Two weeks old thallus (100 mg) was extracted by an RNAprep pure Plant Kit (TIANGEN BIOTECH, Beijing China) according to the protocol provided. The RNA quality and concentration were determined by a Nanodrop2000 Spectrophotometer (Thermo Fisher Scientific). Real-time quantitative PCR was performed using a SuperReal PreMix Plus(SYNR Green) kit (TIANGEN BIOTECH, Beijing, China) according to the protocol provided and run at 95 °C for 15 min, 40 cycles at 95 °C for 20 s followed by 55 °C for 20 s and 72 °C for 20 s on a lightcycle96 System (BioRad, Germany). qPCR was performed with three biological replicates for each sample and three technical replicates for each biological sample. Primers used are listed in (Table ). M. paleaceaACTIN was used as the reference gene, and the transcript level was calculated as follows: ΔCT = CT(GOI) – CT(ACTIN). ΔΔCT was normalized using ΔCT, and the relative change in gene expression is calculated by the 2–ΔΔCT method.

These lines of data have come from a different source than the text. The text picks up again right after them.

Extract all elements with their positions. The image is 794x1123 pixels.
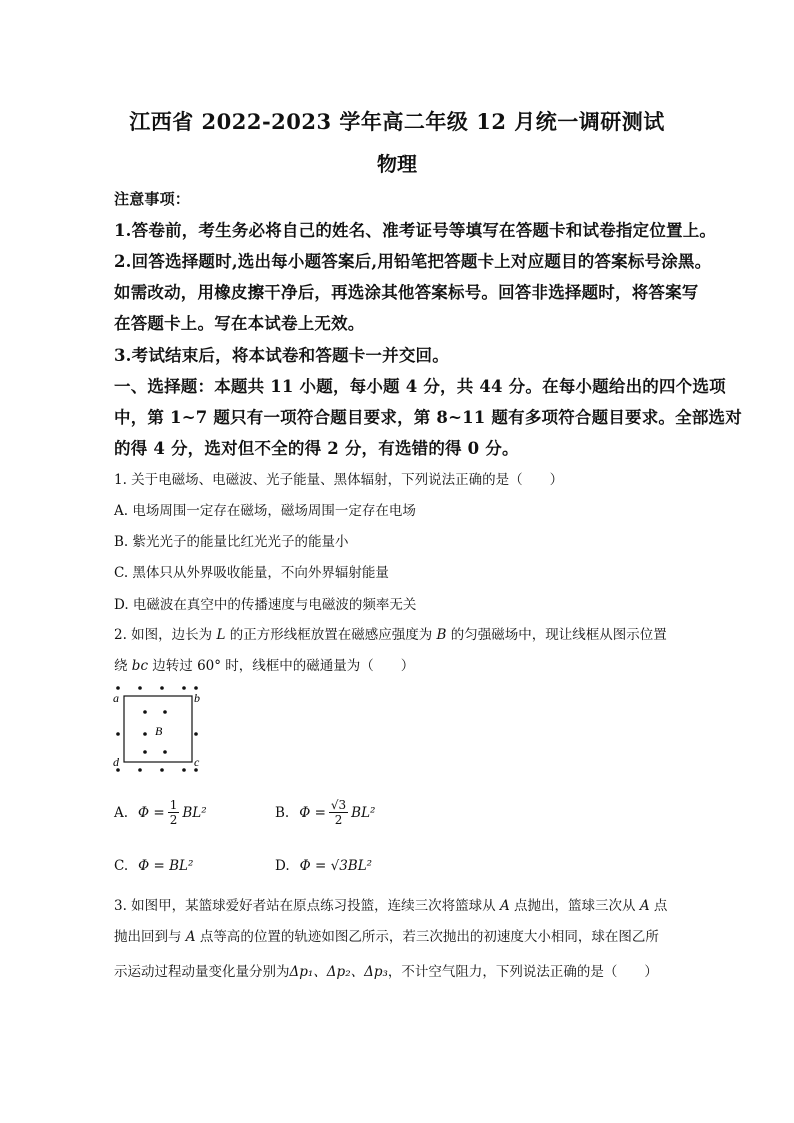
q2-option-d-label: D. bbox=[275, 858, 290, 874]
q3-stem-part: ，不计空气阻力，下列说法正确的是（ ） bbox=[387, 964, 658, 980]
q2-option-a bbox=[114, 798, 207, 827]
q2-option-b bbox=[275, 798, 375, 827]
q2-option-a-fraction bbox=[168, 798, 180, 827]
q2-option-c-expr: Φ = BL² bbox=[138, 858, 194, 874]
q3-stem-line-2 bbox=[114, 925, 659, 945]
section1-line-2: 中，第 1~7 题只有一项符合题目要求，第 8~11 题有多项符合题目要求。全部选对 bbox=[114, 408, 742, 427]
label-a: a bbox=[113, 691, 119, 705]
q3-momentum-changes: Δp₁、Δp₂、Δp₃ bbox=[289, 964, 388, 980]
q3-stem-part: 示运动过程动量变化量分别为 bbox=[114, 964, 290, 980]
label-c: c bbox=[194, 755, 200, 769]
q2-stem-line-2 bbox=[114, 654, 414, 674]
section1-line-3: 的得 4 分，选对但不全的得 2 分，有选错的得 0 分。 bbox=[114, 439, 519, 458]
q3-stem-line-1 bbox=[114, 894, 667, 914]
label-d: d bbox=[113, 755, 119, 769]
q3-var-a: A bbox=[185, 929, 196, 945]
q3-stem-part: 点抛出，篮球三次从 bbox=[509, 898, 640, 914]
q2-option-d bbox=[275, 858, 372, 874]
notice-item-3: 3.考试结束后，将本试卷和答题卡一并交回。 bbox=[114, 346, 449, 365]
fraction-denominator: 2 bbox=[334, 813, 343, 827]
q2-var-bc: bc bbox=[131, 658, 148, 674]
q2-option-b-rhs: BL² bbox=[351, 804, 376, 821]
q2-stem-part: 的匀强磁场中，现让线框从图示位置 bbox=[446, 627, 667, 643]
q3-stem-line-3 bbox=[114, 960, 658, 980]
q1-option-d: D. 电磁波在真空中的传播速度与电磁波的频率无关 bbox=[114, 597, 417, 613]
q2-option-b-label: B. bbox=[275, 804, 290, 821]
magnetic-field-square-loop-diagram bbox=[108, 682, 208, 782]
notice-item-2-line-2: 如需改动，用橡皮擦干净后，再选涂其他答案标号。回答非选择题时，将答案写 bbox=[114, 283, 699, 302]
q2-var-l: L bbox=[216, 627, 226, 643]
subject-title: 物理 bbox=[377, 152, 417, 176]
fraction-numerator: √3 bbox=[330, 798, 347, 812]
q1-option-c: C. 黑体只从外界吸收能量，不向外界辐射能量 bbox=[114, 565, 389, 581]
exam-title: 江西省 2022-2023 学年高二年级 12 月统一调研测试 bbox=[129, 109, 665, 134]
fraction-denominator: 2 bbox=[169, 813, 178, 827]
q2-option-b-lhs: Φ = bbox=[299, 804, 326, 821]
q2-stem-part: 2. 如图，边长为 bbox=[114, 627, 217, 643]
q2-stem-part: 的正方形线框放置在磁感应强度为 bbox=[225, 627, 437, 643]
notice-item-1: 1.答卷前，考生务必将自己的姓名、准考证号等填写在答题卡和试卷指定位置上。 bbox=[114, 221, 717, 240]
q2-option-b-fraction bbox=[329, 798, 348, 827]
q2-option-a-lhs: Φ = bbox=[138, 804, 165, 821]
q3-stem-part: 3. 如图甲，某篮球爱好者站在原点练习投篮，连续三次将篮球从 bbox=[114, 898, 500, 914]
q2-var-b: B bbox=[436, 627, 447, 643]
q2-stem-part: 绕 bbox=[114, 658, 132, 674]
q2-stem-part: 边转过 60° 时，线框中的磁通量为（ ） bbox=[148, 658, 415, 674]
q2-option-d-expr: Φ = √3BL² bbox=[299, 858, 373, 874]
q2-option-c bbox=[114, 858, 193, 874]
q1-option-b: B. 紫光光子的能量比红光光子的能量小 bbox=[114, 534, 349, 550]
q3-var-a: A bbox=[639, 898, 650, 914]
q2-option-c-label: C. bbox=[114, 858, 129, 874]
fraction-numerator: 1 bbox=[169, 798, 178, 812]
q1-option-a: A. 电场周围一定存在磁场，磁场周围一定存在电场 bbox=[114, 503, 416, 519]
label-field-b: B bbox=[155, 724, 163, 738]
q2-option-a-rhs: BL² bbox=[182, 804, 207, 821]
label-b: b bbox=[194, 691, 200, 705]
q3-stem-part: 点 bbox=[649, 898, 668, 914]
q1-stem: 1. 关于电磁场、电磁波、光子能量、黑体辐射，下列说法正确的是（ ） bbox=[114, 472, 564, 488]
q3-var-a: A bbox=[499, 898, 510, 914]
q3-stem-part: 点等高的位置的轨迹如图乙所示，若三次抛出的初速度大小相同，球在图乙所 bbox=[195, 929, 659, 945]
q3-stem-part: 抛出回到与 bbox=[114, 929, 186, 945]
q2-stem bbox=[114, 623, 667, 643]
notice-item-2-line-1: 2.回答选择题时,选出每小题答案后,用铅笔把答题卡上对应题目的答案标号涂黑。 bbox=[114, 252, 712, 271]
q2-option-a-label: A. bbox=[114, 804, 129, 821]
notice-heading: 注意事项： bbox=[114, 190, 191, 208]
section1-line-1: 一、选择题：本题共 11 小题，每小题 4 分，共 44 分。在每小题给出的四个选项 bbox=[114, 377, 726, 396]
notice-item-2-line-3: 在答题卡上。写在本试卷上无效。 bbox=[114, 314, 365, 333]
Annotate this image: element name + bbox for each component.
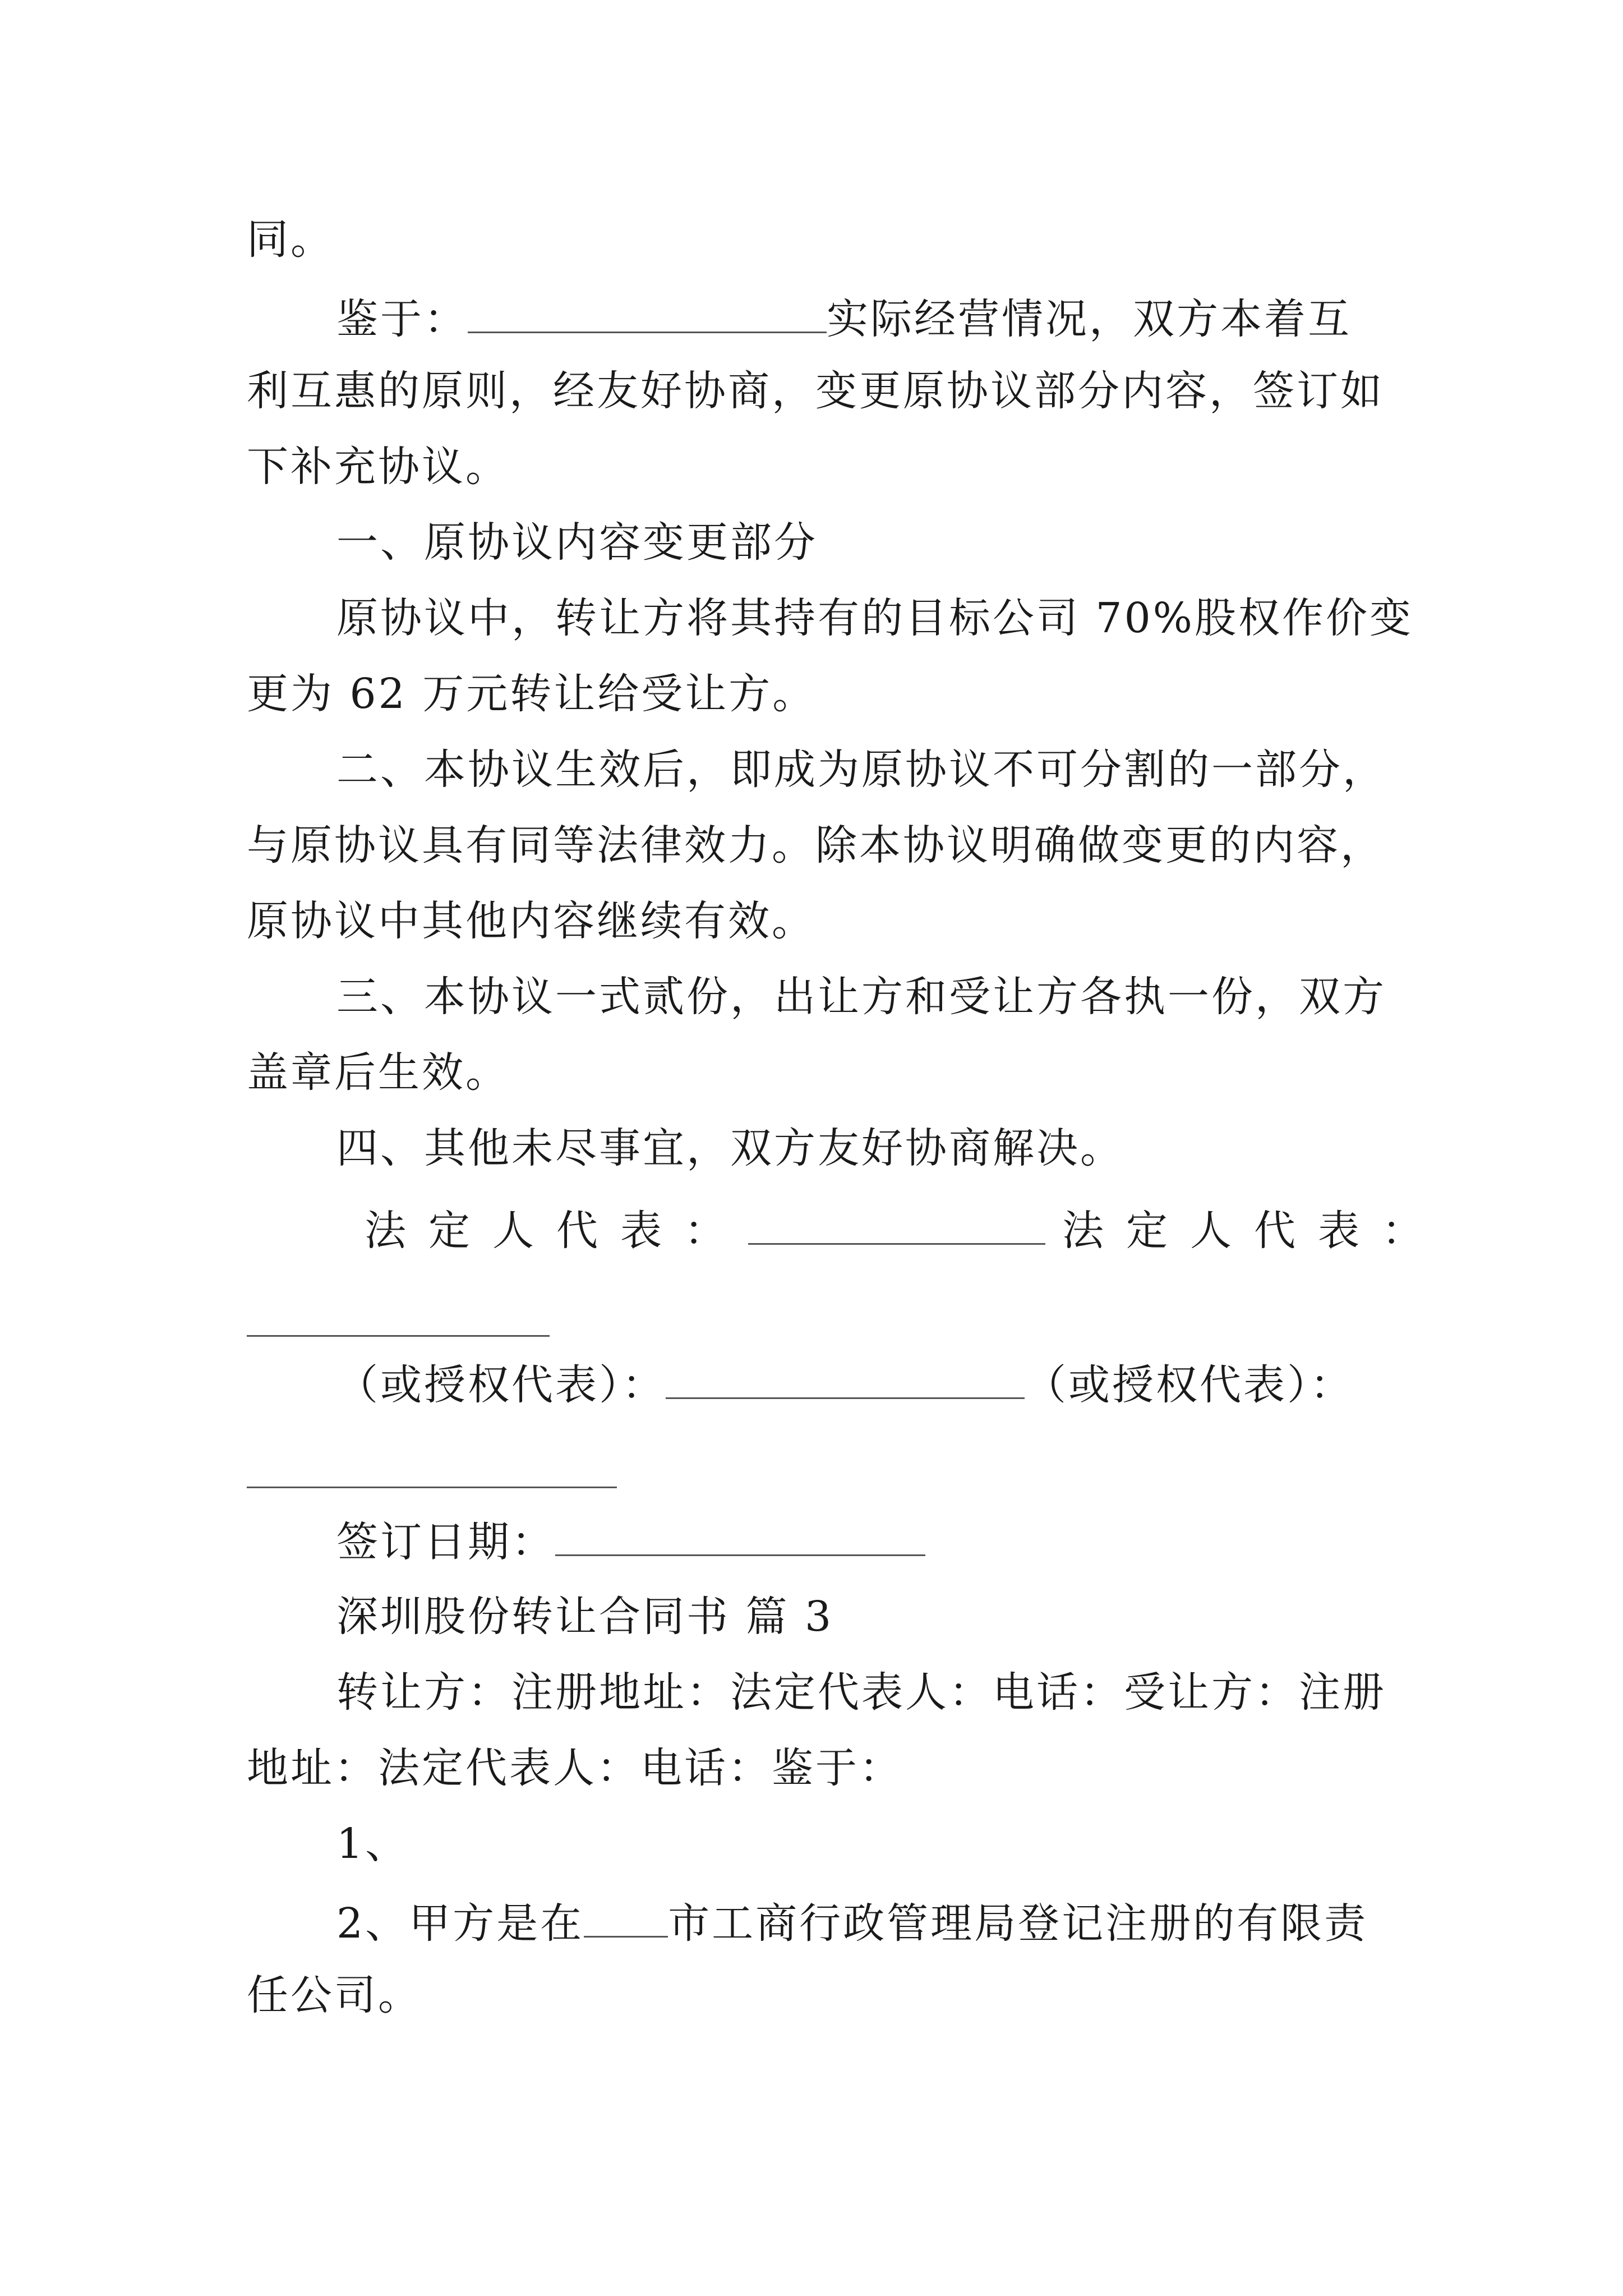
signature-line-2 (336, 1360, 1481, 1411)
text-line-13: 四、其他未尽事宜，双方友好协商解决。 (336, 1124, 1124, 1172)
legal-rep-field-a[interactable] (748, 1206, 1045, 1245)
signing-date-field[interactable] (555, 1517, 925, 1556)
auth-rep-label-a: （或授权代表）： (336, 1361, 666, 1409)
text-line-1: 同。 (247, 215, 334, 264)
text-line-8: 二、本协议生效后，即成为原协议不可分割的一部分， (336, 746, 1386, 794)
city-blank-field[interactable] (584, 1899, 668, 1938)
blank-field-1[interactable] (468, 295, 827, 333)
text-line-10: 原协议中其他内容继续有效。 (247, 897, 815, 945)
text-line-9: 与原协议具有同等法律效力。除本协议明确做变更的内容， (247, 821, 1384, 869)
auth-rep-field-a[interactable] (666, 1360, 1025, 1399)
text-line-6: 原协议中，转让方将其持有的目标公司 70%股权作价变 (336, 594, 1413, 642)
signing-date-label: 签订日期： (336, 1518, 555, 1566)
legal-rep-label-a: 法定人代表： (365, 1207, 748, 1255)
text-line-25: 任公司。 (247, 1971, 422, 2019)
text-line-2-rest: 实际经营情况，双方本着互 (827, 295, 1352, 343)
text-line-2 (336, 295, 1481, 345)
text-line-21: 地址：法定代表人：电话：鉴于： (247, 1744, 903, 1792)
list-item-2 (336, 1899, 1481, 1949)
list-item-1: 1、 (336, 1820, 409, 1868)
auth-rep-label-b: （或授权代表）： (1025, 1361, 1354, 1409)
text-line-7: 更为 62 万元转让给受让方。 (247, 670, 817, 718)
list-item-2-rest: 市工商行政管理局登记注册的有限责 (668, 1899, 1368, 1948)
contract-title: 深圳股份转让合同书 篇 3 (336, 1593, 834, 1641)
list-item-2-lead: 2、甲方是在 (336, 1899, 584, 1948)
text-line-3: 利互惠的原则，经友好协商，变更原协议部分内容，签订如 (247, 367, 1384, 415)
text-line-20: 转让方：注册地址：法定代表人：电话：受让方：注册 (336, 1668, 1386, 1717)
legal-rep-field-b[interactable] (247, 1335, 550, 1337)
signature-line-1 (365, 1206, 1509, 1257)
legal-rep-label-b: 法定人代表： (1062, 1207, 1446, 1255)
text-jianyu: 鉴于： (336, 295, 468, 343)
auth-rep-field-b[interactable] (247, 1487, 617, 1488)
text-line-12: 盖章后生效。 (247, 1048, 509, 1097)
section-heading-1: 一、原协议内容变更部分 (336, 518, 818, 567)
text-line-11: 三、本协议一式贰份，出让方和受让方各执一份，双方 (336, 973, 1386, 1021)
signing-date-line (336, 1517, 1481, 1568)
text-line-4: 下补充协议。 (247, 443, 509, 491)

Quantification of Patchoulol Alcohol by GC–MS

Four weeks old fresh thallus was harvested, cut into small pieces, snap-frozen, and then ground into fine powder; 500 mg of powder was extracted with 3 mL of ethyl acetate, followed by vertexing and sonication (50 W) for 20 min. The extract was filtered, and the mixture were re-extracted twice more according to the same method; after that, these extracts were pooled and concentrated into 1 mL. Meanwhile, 10 g of fresh thallus was filtered using a vacuum pump and dried at 75 °C for 48 h, and dry weights were measured to calculated the sample water contents. The GC–MS analysis method was obtained from the work by Zhang.[18] GC–MS analysis was performed on a GC–MS 7890/5975C (Agilent) equipped with an LTM column module (DB-1MS) (10 m × 0.18 mm i.d. × 0.18 μm). The samples (1 μL) were injected with a split ratio of 25:1 into an LTM (DB-1MS) column using the following temperature program: 50 °C (held for 1 min), 50–320 °C (30 °C/min, held for 1 min), and the total time is 11 min (2 min solvent delay). The oven temperature was 200 °C (held for 11 min). The injector temperature of GC was 250 °C. The ion source temperature of the mass spectrometer was 230 °C, and the transfer line temperature was set at 250 °C. Helium was used as a carrier gas at a constant flow rate of 0.7 mL/min. Data were acquired by EI+ with Selected Ion Monitor (SIM) mode. Diagnostic ions: 98, 138, 161, 222 and RT (5.00–9.00) min were selected as the detail of the SIM method to quantify patchoulol. Statistical analysis significance was calculated using the student’s test, defining the significant level as P < 0.05.